Staff does make a big difference. Future Leaders of America employs a peer-to-peer model powered by its alumni staff, including the executive director, Eder Gaona-Macedo. Rising high school freshmen and sophomores attend the six-day FLA Youth Leadership Conference, a workshop in leadership skills, public speaking, self-esteem, assertiveness, and goal setting, all led by recent FLA alumni. “Essentially, students are the ones leading the presentations; they’re trained throughout the whole program so we’re able to meet our outcomes, but also, they know how to do it,” Gaona-Macedo says. FLA was originally founded as a “grassroots response to concerns about high incidence of destructive behaviors in Latino youth.” Gaona-Macedo graduated the program in 2003. “I had a blast when I was a student; I learned the importance of leadership, voicing your opinion, and really getting out there. I was the first in my family to go to college, and I got my masters from Columbia.” FLA has solid relationships within the social justice community, especially those surrounding immigrant rights.

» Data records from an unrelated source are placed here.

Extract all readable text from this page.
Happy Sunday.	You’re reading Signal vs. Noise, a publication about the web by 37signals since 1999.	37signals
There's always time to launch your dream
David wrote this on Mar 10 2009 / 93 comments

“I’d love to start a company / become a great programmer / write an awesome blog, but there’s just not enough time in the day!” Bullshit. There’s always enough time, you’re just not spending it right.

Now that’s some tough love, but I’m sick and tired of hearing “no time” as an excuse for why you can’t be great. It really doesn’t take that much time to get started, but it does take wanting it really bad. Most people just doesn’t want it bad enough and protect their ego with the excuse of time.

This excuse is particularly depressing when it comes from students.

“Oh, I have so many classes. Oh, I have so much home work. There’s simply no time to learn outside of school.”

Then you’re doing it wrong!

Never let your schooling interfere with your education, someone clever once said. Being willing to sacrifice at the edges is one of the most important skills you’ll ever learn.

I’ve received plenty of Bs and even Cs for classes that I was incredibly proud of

Each of these organizations, and many more in Santa Barbara County, are working tirelessly to provide specific services to the populations they’ve chosen to serve. But more importantly than that, they’re working together in Santa Barbara to give each child access, regardless of background, gender, age, or race, with the belief that opportunity is not a finite resource, but rather, an regenerative one. “We all have a passion for these kids,” Becca McNees, Co-Director of Royal Family Kids says. “Pretty amazing people come together to do this.”